Tuesday, July 10, 2012

Senator Kyl eats your brain

In which the retiring Arizona senator characterizes our recovering economy as half-dead and proposes that we should turn it back over to the Republicans, who will finish it off with a bullet to the head.

He starts with the monthly employment report, that is the unexamined bottom-line number of 80,000 jobs gained (like, new jobs for everyone in the quad-city area in a month), characterizing it as  "disappointing." This presumably opposed to the end of the Bush administration, where we started losing twice that many a month.

I get it, if we want to put the zoom back in the economy and make more money for the rich white guys that might trickle down to us peons, we want to see bigger employment numbers, sure.

But let's bust out some figures to get a little clearer idea of what's actually going on.

The number of people employed in the private sector has broken through its level at the beginning of the Obama administration and is steadily clocking upward:

Surprised?
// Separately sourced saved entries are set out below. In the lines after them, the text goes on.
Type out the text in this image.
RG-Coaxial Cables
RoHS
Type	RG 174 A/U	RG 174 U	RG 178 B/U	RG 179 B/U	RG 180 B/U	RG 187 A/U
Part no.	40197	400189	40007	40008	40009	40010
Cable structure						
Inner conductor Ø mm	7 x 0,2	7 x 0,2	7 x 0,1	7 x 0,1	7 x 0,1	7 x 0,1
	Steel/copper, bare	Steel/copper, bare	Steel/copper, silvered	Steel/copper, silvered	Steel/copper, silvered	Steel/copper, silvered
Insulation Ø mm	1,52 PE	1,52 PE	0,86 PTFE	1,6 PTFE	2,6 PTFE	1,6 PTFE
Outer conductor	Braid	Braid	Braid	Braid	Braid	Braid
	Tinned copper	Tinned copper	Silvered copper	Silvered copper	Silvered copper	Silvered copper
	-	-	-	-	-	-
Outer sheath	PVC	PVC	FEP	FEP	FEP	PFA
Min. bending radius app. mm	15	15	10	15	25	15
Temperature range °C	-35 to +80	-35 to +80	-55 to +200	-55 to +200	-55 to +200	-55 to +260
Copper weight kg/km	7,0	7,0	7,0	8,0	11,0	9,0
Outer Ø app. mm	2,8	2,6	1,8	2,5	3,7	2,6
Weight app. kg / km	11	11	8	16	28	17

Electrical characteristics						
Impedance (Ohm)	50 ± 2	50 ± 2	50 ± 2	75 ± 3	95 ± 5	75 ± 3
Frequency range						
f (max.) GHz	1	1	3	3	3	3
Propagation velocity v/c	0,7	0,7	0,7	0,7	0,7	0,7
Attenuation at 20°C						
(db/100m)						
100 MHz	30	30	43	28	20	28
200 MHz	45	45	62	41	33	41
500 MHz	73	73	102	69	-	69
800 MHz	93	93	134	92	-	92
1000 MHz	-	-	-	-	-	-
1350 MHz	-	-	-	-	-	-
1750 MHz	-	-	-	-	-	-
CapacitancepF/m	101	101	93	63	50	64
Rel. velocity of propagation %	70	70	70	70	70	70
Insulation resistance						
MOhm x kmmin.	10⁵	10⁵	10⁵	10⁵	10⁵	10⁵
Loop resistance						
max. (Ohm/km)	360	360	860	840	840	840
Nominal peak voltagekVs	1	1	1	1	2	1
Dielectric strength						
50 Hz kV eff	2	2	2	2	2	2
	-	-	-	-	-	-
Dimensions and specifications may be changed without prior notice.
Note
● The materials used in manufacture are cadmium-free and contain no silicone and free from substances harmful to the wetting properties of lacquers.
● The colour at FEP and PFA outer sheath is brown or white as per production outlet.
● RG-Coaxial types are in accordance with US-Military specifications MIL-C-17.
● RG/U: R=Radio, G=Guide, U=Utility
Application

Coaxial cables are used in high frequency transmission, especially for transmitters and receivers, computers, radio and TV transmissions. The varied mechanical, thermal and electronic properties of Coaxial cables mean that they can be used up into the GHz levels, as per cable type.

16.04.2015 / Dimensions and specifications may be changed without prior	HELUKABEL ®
I was. That's right, private-sector employment has fully recovered and is gaining strength, with about 3 million people hired the past year.

So why is our unemployment number still high? Take a look at state and local public-sector jobs — cops, firemen, teachers, administrators, builders, maintenance workers, etc:

Check that scale above. Since '09 700,000 people have been pushed out of the public sector and the trend is still downward.

It gets worse. The chart below counts federal employees. (The spike was census hiring.)


That's another 200,000 jobs lost, and trending down again.

So our overall employment problem is clearly in the public sector, where states, municipalities, school districts and federal agencies have been laying off droves of people.

These charts are from a 24-chart presentation on Business Insider that gives a very solid, graphic perspective on these cross-currents in our economy. Worth a look.

Eating our brains since '87.
Now, class, who's responsible for this public-sector collapse in employment and investment? Right, it's the critters in Congress who've demanded their pound of flesh in the form of shrinking government — critters not at all unlike our own Senator Kyl — as well as Republican governors, legislators, county officials and city councillors who have insisted on cutting jobs willy-nilly rather than do anything to shore up revenues and maintain the vital services that public employees provide.

The result is a national malaise and a more or less stagnant situation for Main Street while Wall Street and International Street rake in hyperbolically increasing profits.

It's a zombie economy, maybe, and we're doing something wrong, absolutely. But I think it's listening to ideological zombies like Mr Kyl. Can we please stop now?

Editorial: Quantum effect of lying

In today's column the unnamed editor reviews his fact-check fail in the case of last month's puff piece on William Few, who apparently made some claims about his military record that were untrue. The editor seems unhappy about this, but generally deflects the paper's responsibility for reinforcing the story back on its subject, while refusing to call his lies anything worse than "unacceptable."

Fictionalized personal war stories are somewhat ickier than fish stories, I'll grant. But as the Supreme Court ruled last week, there's nothing illegal about it. That comes as a relief to anyone who's ever padded a resume.

The editor, on the other hand, sees specific harm in the practice. He says, "Misrepresenting one's military service is much more serious, though. In doing so, a person seeks to elevate his or her own perceived value while diminishing that rightfully belonging to someone who really did the work, faced the dangers and accomplished the missions," (emphasis mine).


This is an Evel Knievel  leap in logic, describing a world that contains a fixed amount of respect for military service that can be stolen, borrowed and presumably bought, sold and donated. In this world a lie on one side of an opaque screen magically makes a non-liar on the other side less believable, a sort of quantum credibility effect.

One man's excessive bragging does not affect the perception of someone else's deeds, editor, that's just ridiculous. This is why it's not illegal. When one tells lies to do harm to another, we call it fraud, and it's prosecutable. Finding out that someone lied to you is a bummer, but you can't sue for a bummer, sorry. 

A little more critical thinking is in order here, and some reflection on our culture's recent penchant for elevating soldiers to demigod status. What's next, prosecuting a guy for overstating his minor-league baseball experience?